Good Resolutions and Lack of Conflict

Good Resolutions and Lack of Conflict is Only Possible with Good Management

By Bob Foley, CEO – 360 Talent Advisors

Unfortunately, conflict appears in our professional and personal lives and must be dealt with. Workplaces are common ground for conflicts that must be controlled before it gets out of hand. Unfortunately, weak management will run for cover and refuse to acknowledge that he or she has a serious problem developing. Conflict will not simply disappear and resolve itself. Without solid, strong management, conflict can escalates into a really big problem.

Every workplace or business has workers that disrupt everyone’s workday by manipulation, back stabbing, pointing fingers, lying and the list goes on. Adding to that is the lack of good leadership, shrugging off the problem or refusing to even see it going on. Good management does not play favoritism and does not ignore bad behavior or the disruptive actions of some workers. They understand that if problem is not resolved, they will lose good employees who are tired of a bad atmosphere. Poor working environments lead to a lack in productivity, clients being treated poorly and can lead to business failure.

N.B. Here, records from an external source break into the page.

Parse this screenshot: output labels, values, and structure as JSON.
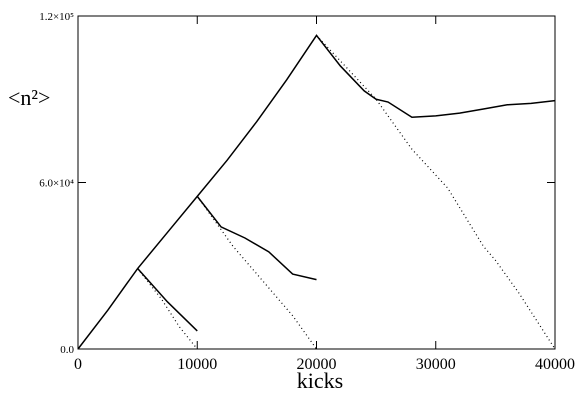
{
  "chart_data": {
    "type": "line",
    "xlabel": "kicks",
    "ylabel": "<n²>",
    "xlim": [
      0,
      40000
    ],
    "ylim": [
      0,
      120000
    ],
    "xticks": [
      0,
      10000,
      20000,
      30000,
      40000
    ],
    "yticks": [
      {
        "value": 0,
        "label": "0.0"
      },
      {
        "value": 60000,
        "label": "6.0×10⁴"
      },
      {
        "value": 120000,
        "label": "1.2×10⁵"
      }
    ],
    "series": [
      {
        "color": "#000000",
        "dash": "solid",
        "x": [
          0,
          2500,
          5000,
          7500,
          10000,
          12500,
          15000,
          17500,
          20000,
          22000,
          24000,
          25000,
          26000,
          28000,
          30000,
          32000,
          34000,
          36000,
          38000,
          40000
        ],
        "values": [
          0,
          14000,
          29000,
          42000,
          55000,
          68000,
          82000,
          97000,
          113000,
          102000,
          93000,
          90000,
          89000,
          83500,
          84000,
          85000,
          86500,
          88000,
          88500,
          89500
        ]
      },
      {
        "color": "#000000",
        "dash": "solid",
        "x": [
          5000,
          7500,
          10000
        ],
        "values": [
          29000,
          17000,
          6500
        ]
      },
      {
        "color": "#000000",
        "dash": "dotted",
        "x": [
          5000,
          7000,
          8500,
          10000
        ],
        "values": [
          29000,
          18000,
          8000,
          0
        ]
      },
      {
        "color": "#000000",
        "dash": "solid",
        "x": [
          10000,
          12000,
          14000,
          16000,
          18000,
          20000
        ],
        "values": [
          55000,
          44000,
          40000,
          35000,
          27000,
          25000
        ]
      },
      {
        "color": "#000000",
        "dash": "dotted",
        "x": [
          10000,
          13000,
          16000,
          18000,
          20000
        ],
        "values": [
          55000,
          37000,
          22000,
          12000,
          0
        ]
      },
      {
        "color": "#000000",
        "dash": "dotted",
        "x": [
          20000,
          25000,
          28000,
          31000,
          34000,
          35000,
          37000,
          40000
        ],
        "values": [
          113000,
          90000,
          72000,
          58000,
          37000,
          32000,
          20000,
          0
        ]
      }
    ]
  }
}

Good management will recognize situations, realize the core of the problem and bring everyone back to a good resolution. Knowing how to resolve conflicts requires the skills to deal with situations and build a stronger workforce.

What Causes Conflict with an Organization?

People are people and conflicts do arise but in many cases it’s a misunderstanding that can be cleared up and everyone moves on. Other causes range from a struggle for power, jealously, egos and competition. Nine-tenths of conflicts are caused by poor communication or not having the ability to control one’s temper and behavior.


Communication between fellow workers and management must be clear, concise and understood by all. When communication is rarely addressed, employees will gossip, spread untruths or lack of job description. It is essential that management conveys accurate information and makes sure all the employees have been given this valuable information. Siding with one side of the dispute, without knowing the core of the issue, will only lead to more conflicts that will continue to erupt.


On more than one occasion, people will let their temper and their mouths run ahead of their brains. Saying hurtful or threatening comments is more than likely going to show them the door. In some cases, the disruptor is protected because he or she just happens to be “this month’s pet.” This is harmful to other employees leaving them to believe the “pet” can say and do anything they please without consequences. As mentioned earlier, favoritism can be deadly to a healthy work environment and management is totally at fault.

Understanding and Putting the Fire Out:

Management must step up to the plate and understand what’s causing the conflict before being able to resolve the situation:

First and foremost, try and understand what is causing an emotional breakdown with employees. What is triggering the conflict and what’s the catalyst.

Do not assume one party is totally at fault while the other is “as pure as the driven snow.” If management does not know the core of the issue, they should never assume.

Put yourself in the other employees position. Is lack of communication causing arguments amongst employees? Do you recognize that an employee might feel second rate to another employee because of favoritism? Staying neutral and listening to both sides of the situation should give a clearer understanding of what’s going on.

Clearly define employees’ responsibilities and make sure that duties are fairly distributed and not all tasks are placed on just a few workers.

Know your battles and choose carefully. Some situations may be a false storm because employees are tired so let it go. Situations that continually erupt need to be taken seriously and carefully reviewed. Bring the employees together and see if mutual ground can be found and the problem eradicated.

Use Your Best Communication Skills:

Listen to all parties involved and give each person the opportunity to relate their side of the issue. Only ask questions that will help clarify the situation. Do not criticize, accuse or blame one person without knowing the full story.

Sit down with other management personnel and see if changes in the environment, upping communications and recognizing all employees as equal could lead to a better business atmosphere.

Final Decisions:

Always keep a positive attitude, give people the benefit of the doubt and keep an eye out for any further problems. Most workers are good people and will try to work toward a positive ending.

Good management will seize the opportunity to see what is causing the problem, correct the problem and retain your valuable employees.